# Image/type of the canonical divisor under the isomorphism $\mathrm{Pic}(\mathbb{P^{1}} \times \mathbb{P^{1}}) \cong \mathbb{Z} \oplus \mathbb{Z}$

It is well known that we have an isomorphism $\mathrm{Pic}(\mathbb{P^{1}} \times \mathbb{P^{1}}) \cong \mathbb{Z} \oplus \mathbb{Z}$. Does anyone know how to determine the type of the canonical divisor $\omega_{\mathbb{P^{1}} \times \mathbb{P^{1}}}$, that is, its image in $\mathbb{Z} \oplus \mathbb{Z}$?
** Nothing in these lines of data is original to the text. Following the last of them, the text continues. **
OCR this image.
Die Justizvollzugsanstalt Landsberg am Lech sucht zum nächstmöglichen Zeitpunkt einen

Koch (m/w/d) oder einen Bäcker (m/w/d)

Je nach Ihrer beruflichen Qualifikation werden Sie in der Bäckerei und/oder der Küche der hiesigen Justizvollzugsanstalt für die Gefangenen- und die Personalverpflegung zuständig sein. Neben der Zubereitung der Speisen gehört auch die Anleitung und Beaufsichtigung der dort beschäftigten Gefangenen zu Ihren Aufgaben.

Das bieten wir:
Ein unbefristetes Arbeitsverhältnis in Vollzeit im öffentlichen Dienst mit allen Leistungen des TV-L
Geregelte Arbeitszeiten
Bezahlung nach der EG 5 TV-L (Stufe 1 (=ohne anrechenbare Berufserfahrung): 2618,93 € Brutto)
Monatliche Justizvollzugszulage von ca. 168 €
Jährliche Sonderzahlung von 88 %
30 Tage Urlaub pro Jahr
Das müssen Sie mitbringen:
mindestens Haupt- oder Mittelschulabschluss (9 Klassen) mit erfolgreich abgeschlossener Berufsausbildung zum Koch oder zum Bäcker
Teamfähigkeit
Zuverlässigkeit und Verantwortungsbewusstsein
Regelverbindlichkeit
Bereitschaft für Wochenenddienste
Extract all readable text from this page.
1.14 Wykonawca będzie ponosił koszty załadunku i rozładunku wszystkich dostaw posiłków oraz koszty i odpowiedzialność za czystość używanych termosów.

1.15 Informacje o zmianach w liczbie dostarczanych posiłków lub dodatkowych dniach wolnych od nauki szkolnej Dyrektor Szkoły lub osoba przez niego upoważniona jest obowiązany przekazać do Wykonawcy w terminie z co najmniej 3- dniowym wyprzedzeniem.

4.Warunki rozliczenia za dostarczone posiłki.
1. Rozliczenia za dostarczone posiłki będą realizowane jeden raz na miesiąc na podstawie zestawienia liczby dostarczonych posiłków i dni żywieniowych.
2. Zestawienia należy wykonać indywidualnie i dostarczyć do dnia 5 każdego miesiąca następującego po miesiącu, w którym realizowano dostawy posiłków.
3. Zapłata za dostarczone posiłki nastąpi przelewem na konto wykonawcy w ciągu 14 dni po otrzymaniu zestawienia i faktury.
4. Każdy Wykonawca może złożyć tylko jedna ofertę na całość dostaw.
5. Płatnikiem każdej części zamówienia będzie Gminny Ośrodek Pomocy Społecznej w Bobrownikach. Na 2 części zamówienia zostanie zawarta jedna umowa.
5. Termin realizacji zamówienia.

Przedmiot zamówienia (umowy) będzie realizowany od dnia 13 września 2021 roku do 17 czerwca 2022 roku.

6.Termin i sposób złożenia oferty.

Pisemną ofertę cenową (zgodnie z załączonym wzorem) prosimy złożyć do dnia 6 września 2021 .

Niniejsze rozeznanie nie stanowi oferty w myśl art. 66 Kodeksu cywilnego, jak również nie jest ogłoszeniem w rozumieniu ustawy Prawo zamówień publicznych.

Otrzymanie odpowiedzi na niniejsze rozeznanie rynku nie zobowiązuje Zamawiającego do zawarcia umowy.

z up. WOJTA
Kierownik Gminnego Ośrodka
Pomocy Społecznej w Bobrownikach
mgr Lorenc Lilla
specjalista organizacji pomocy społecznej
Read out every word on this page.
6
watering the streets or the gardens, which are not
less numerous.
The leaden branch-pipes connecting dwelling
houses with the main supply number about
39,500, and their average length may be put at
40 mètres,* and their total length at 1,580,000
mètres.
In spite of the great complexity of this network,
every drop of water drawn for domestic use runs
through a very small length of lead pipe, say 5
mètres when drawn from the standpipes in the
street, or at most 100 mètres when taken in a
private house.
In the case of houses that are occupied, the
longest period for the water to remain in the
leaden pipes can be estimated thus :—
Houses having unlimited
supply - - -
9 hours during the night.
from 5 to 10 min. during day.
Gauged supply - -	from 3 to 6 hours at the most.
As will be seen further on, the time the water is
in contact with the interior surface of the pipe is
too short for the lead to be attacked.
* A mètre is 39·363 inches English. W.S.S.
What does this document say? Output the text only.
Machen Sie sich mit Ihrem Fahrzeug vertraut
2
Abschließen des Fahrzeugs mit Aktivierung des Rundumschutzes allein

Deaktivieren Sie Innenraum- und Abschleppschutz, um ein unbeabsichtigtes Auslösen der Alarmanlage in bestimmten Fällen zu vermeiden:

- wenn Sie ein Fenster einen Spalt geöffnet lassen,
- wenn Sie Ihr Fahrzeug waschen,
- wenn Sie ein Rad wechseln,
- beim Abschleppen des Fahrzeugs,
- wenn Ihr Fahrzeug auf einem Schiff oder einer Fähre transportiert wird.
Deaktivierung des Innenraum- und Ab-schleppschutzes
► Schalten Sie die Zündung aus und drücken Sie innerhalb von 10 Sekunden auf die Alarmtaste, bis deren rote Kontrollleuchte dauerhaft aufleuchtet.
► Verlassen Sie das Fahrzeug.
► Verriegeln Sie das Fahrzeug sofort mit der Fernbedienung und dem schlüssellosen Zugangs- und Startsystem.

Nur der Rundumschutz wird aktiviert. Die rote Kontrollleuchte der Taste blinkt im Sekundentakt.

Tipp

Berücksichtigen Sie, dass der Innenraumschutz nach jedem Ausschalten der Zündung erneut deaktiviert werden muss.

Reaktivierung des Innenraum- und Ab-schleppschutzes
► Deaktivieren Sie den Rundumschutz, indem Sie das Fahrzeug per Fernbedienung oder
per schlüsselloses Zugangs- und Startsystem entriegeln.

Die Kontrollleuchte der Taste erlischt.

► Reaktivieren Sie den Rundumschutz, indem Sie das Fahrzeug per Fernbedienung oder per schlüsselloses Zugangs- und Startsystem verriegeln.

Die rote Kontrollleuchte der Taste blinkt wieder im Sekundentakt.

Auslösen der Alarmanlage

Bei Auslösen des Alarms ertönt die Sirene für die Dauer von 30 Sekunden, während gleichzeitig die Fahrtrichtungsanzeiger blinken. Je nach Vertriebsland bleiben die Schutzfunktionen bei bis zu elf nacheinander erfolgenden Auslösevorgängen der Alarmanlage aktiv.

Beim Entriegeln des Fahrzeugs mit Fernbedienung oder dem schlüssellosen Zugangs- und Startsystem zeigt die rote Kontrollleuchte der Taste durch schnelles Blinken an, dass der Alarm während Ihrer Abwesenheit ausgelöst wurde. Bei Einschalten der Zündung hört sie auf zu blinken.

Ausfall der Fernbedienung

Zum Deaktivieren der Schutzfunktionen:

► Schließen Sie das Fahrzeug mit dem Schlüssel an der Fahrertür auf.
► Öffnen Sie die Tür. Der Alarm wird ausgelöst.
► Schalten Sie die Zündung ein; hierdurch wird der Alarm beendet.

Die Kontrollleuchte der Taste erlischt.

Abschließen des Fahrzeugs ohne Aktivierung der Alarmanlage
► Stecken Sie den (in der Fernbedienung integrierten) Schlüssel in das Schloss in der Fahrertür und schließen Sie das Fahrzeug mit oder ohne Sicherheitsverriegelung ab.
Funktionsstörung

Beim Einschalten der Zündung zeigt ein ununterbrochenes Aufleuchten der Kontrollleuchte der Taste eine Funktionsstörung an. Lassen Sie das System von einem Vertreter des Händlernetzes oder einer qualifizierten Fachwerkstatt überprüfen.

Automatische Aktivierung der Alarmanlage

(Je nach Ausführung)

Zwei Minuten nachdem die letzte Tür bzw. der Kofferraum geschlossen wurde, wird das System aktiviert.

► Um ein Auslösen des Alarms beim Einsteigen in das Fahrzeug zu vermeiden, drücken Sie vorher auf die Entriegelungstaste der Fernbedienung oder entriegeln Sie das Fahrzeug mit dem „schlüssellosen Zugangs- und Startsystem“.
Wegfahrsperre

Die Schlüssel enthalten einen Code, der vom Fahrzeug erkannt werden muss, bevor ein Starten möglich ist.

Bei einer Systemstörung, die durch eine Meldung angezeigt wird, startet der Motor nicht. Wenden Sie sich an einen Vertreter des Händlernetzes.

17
I am studying Hartshorne's book Algebraic Geometry, where this question appears in the Example II.$8.20.3$ on page $183$, and the isomorphim is that in the Example II.$6.6.1$ on page $135$. Hartshorne states that the type os the canonical divisor is $(-2, -2)$, but how to prove? It seems difficult for me.

Thanks.

## 1 Answer

The canonical line bundle on the product is the exterior tensor product of the canonical line bundles on each factor. This should reduce you to computing the canonical bundle on $\mathbb P^1$, which I would guess you know.